The MIT team wrote their algorithm by using variations of the “traveling salesman problem,” which aims to minimize the total distance traveled by a salesman who must visit a given number of destinations in a city.  In February 2018, the Washington Post reported that it would take at least 1,000 years for a computer to find an optimal route to only 22 points. However, the MIT researchers used a different approach —  a network-based model dubbed “vehicle sharing network”, which was previously used in 2014 to find the best way to share rides in a large city.

The algorithm represents the shareability of the taxi fleet as a graph — a mathematical structure amounting to a set of objects in which some pairs of the objects are, in some sense, “related.” Each trip is represented by a node, while the edges of the graph represent the fact that two trips can be served by a single vehicle.

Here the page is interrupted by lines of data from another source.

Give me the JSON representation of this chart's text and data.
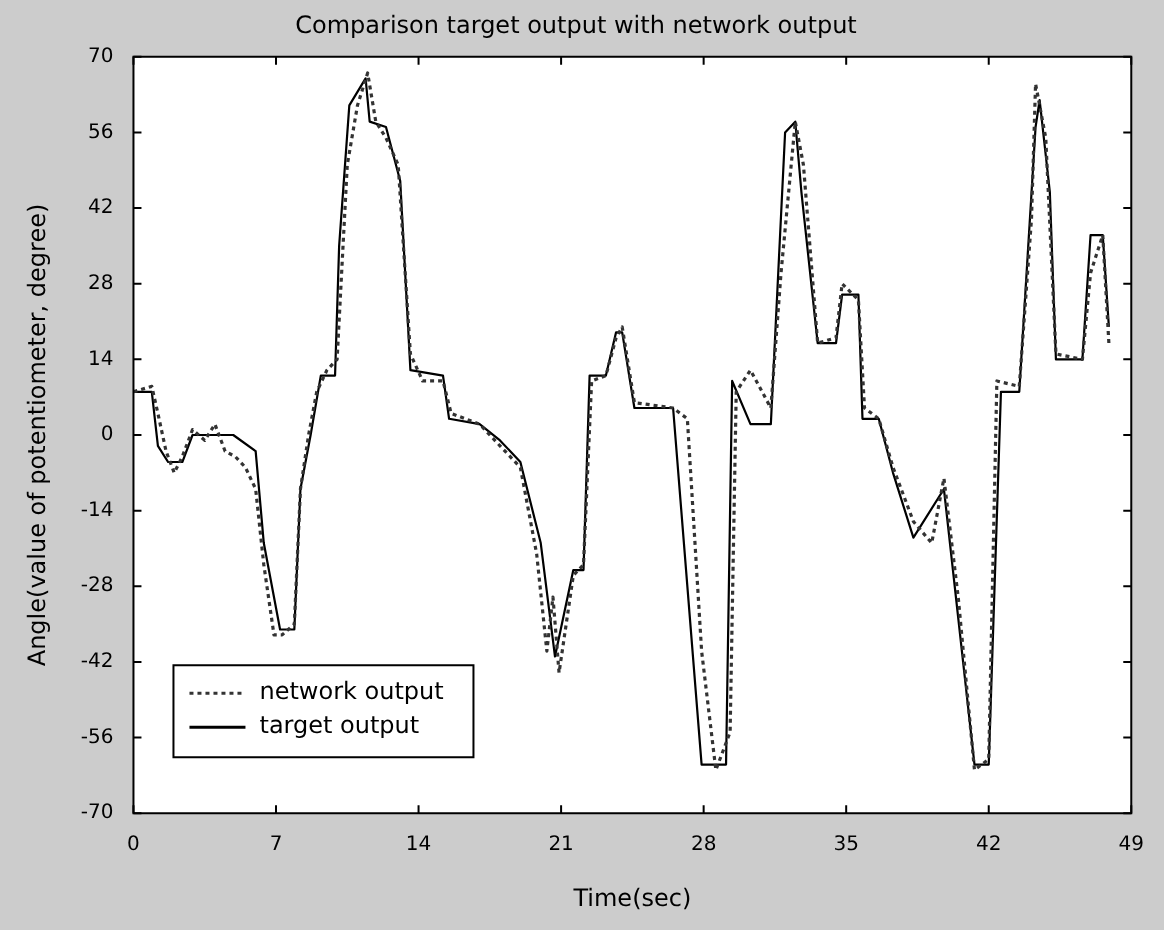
{
  "chart_data": {
    "type": "line",
    "title": "Comparison target output with network output",
    "xlabel": "Time(sec)",
    "ylabel": "Angle(value of potentiometer, degree)",
    "xlim": [
      0,
      49
    ],
    "xticks": [
      0,
      7,
      14,
      21,
      28,
      35,
      42,
      49
    ],
    "ylim": [
      -70,
      70
    ],
    "yticks": [
      -70,
      -56,
      -42,
      -28,
      -14,
      0,
      14,
      28,
      42,
      56,
      70
    ],
    "grid": false,
    "legend": "bottom left",
    "marker": "none",
    "series": [
      {
        "name": "network output",
        "color": "#333333",
        "line_style": "dotted",
        "x": [
          0,
          0.9,
          1.2,
          1.6,
          2.0,
          2.4,
          2.9,
          3.5,
          4.0,
          4.5,
          5.0,
          5.5,
          6.0,
          6.4,
          6.9,
          7.3,
          7.9,
          8.2,
          8.6,
          9.0,
          9.5,
          10.0,
          10.5,
          11.0,
          11.5,
          11.9,
          12.4,
          13.0,
          13.6,
          14.2,
          15.2,
          15.6,
          17.0,
          18.0,
          19.0,
          19.8,
          20.3,
          20.6,
          20.9,
          21.6,
          22.1,
          22.5,
          23.2,
          23.7,
          24.0,
          24.6,
          26.5,
          27.2,
          27.9,
          28.6,
          29.3,
          29.6,
          30.3,
          31.3,
          31.8,
          32.5,
          32.9,
          33.6,
          34.5,
          34.8,
          35.6,
          35.9,
          36.6,
          37.3,
          38.3,
          39.2,
          39.8,
          40.5,
          41.3,
          42.0,
          42.4,
          43.5,
          44.1,
          44.3,
          44.8,
          45.3,
          46.6,
          47.0,
          47.6,
          47.9
        ],
        "values": [
          8,
          9,
          4,
          -3,
          -7,
          -4,
          1,
          -1,
          2,
          -3,
          -4,
          -6,
          -10,
          -24,
          -37,
          -37,
          -35,
          -10,
          0,
          8,
          12,
          14,
          50,
          61,
          67,
          58,
          55,
          50,
          15,
          10,
          10,
          4,
          2,
          -2,
          -6,
          -22,
          -40,
          -30,
          -44,
          -26,
          -24,
          10,
          11,
          18,
          20,
          6,
          5,
          3,
          -40,
          -62,
          -55,
          8,
          12,
          5,
          30,
          58,
          50,
          17,
          18,
          28,
          25,
          5,
          3,
          -6,
          -16,
          -20,
          -8,
          -30,
          -62,
          -60,
          10,
          9,
          40,
          65,
          55,
          15,
          14,
          30,
          37,
          17
        ]
      },
      {
        "name": "target output",
        "color": "#000000",
        "line_style": "solid",
        "x": [
          0,
          0.9,
          1.2,
          1.7,
          2.4,
          2.9,
          4.9,
          6.0,
          6.4,
          7.2,
          7.9,
          8.2,
          8.7,
          9.2,
          9.9,
          10.1,
          10.6,
          11.4,
          11.6,
          12.4,
          13.1,
          13.6,
          15.2,
          15.5,
          17.0,
          18.0,
          19.0,
          20.0,
          20.7,
          21.6,
          22.1,
          22.4,
          23.2,
          23.7,
          24.0,
          24.6,
          26.5,
          27.9,
          29.1,
          29.4,
          30.3,
          31.3,
          32.0,
          32.5,
          32.8,
          33.6,
          34.5,
          34.8,
          35.6,
          35.8,
          36.6,
          37.3,
          38.3,
          39.8,
          41.3,
          42.0,
          42.6,
          43.5,
          44.3,
          44.5,
          45.0,
          45.3,
          46.6,
          47.0,
          47.6,
          47.9
        ],
        "values": [
          8,
          8,
          -2,
          -5,
          -5,
          0,
          0,
          -3,
          -20,
          -36,
          -36,
          -10,
          0,
          11,
          11,
          35,
          61,
          66,
          58,
          57,
          47,
          12,
          11,
          3,
          2,
          -1,
          -5,
          -20,
          -41,
          -25,
          -25,
          11,
          11,
          19,
          19,
          5,
          5,
          -61,
          -61,
          10,
          2,
          2,
          56,
          58,
          45,
          17,
          17,
          26,
          26,
          3,
          3,
          -7,
          -19,
          -10,
          -61,
          -61,
          8,
          8,
          57,
          62,
          45,
          14,
          14,
          37,
          37,
          20
        ]
      }
    ]
  }
}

In order to test their solution, Ratti and colleagues ran the algorithm using a data set of 150 million taxi trips taken in New York over the course of one year. The researchers learned that if their method was implemented, the fleet size could be reduced by 30% while still achieving the same service levels. An even greater reduction of vehicles would be achieved if the solution involved individuals sharing a journey, which the algorithm doesn’t take into account. Instead, the model simply reorganizes the whole taxi dispatching operation, which is enough to vastly optimize travel time. As more and more cars become networked and come with autonomous functions, this sort of model could become even more efficient and appealing.

“If we look at Manhattan as a whole, we could theoretically satisfy its mobility demand with approximately 140,000 vehicles — around half of today’s number,” he says. “This shows that tomorrow’s urban problems regarding mobility can be tackled not necessarily with more physical infrastructure but with more intelligence, or in other words: with more silicon and less asphalt.”

The findings appeared in the journal Nature.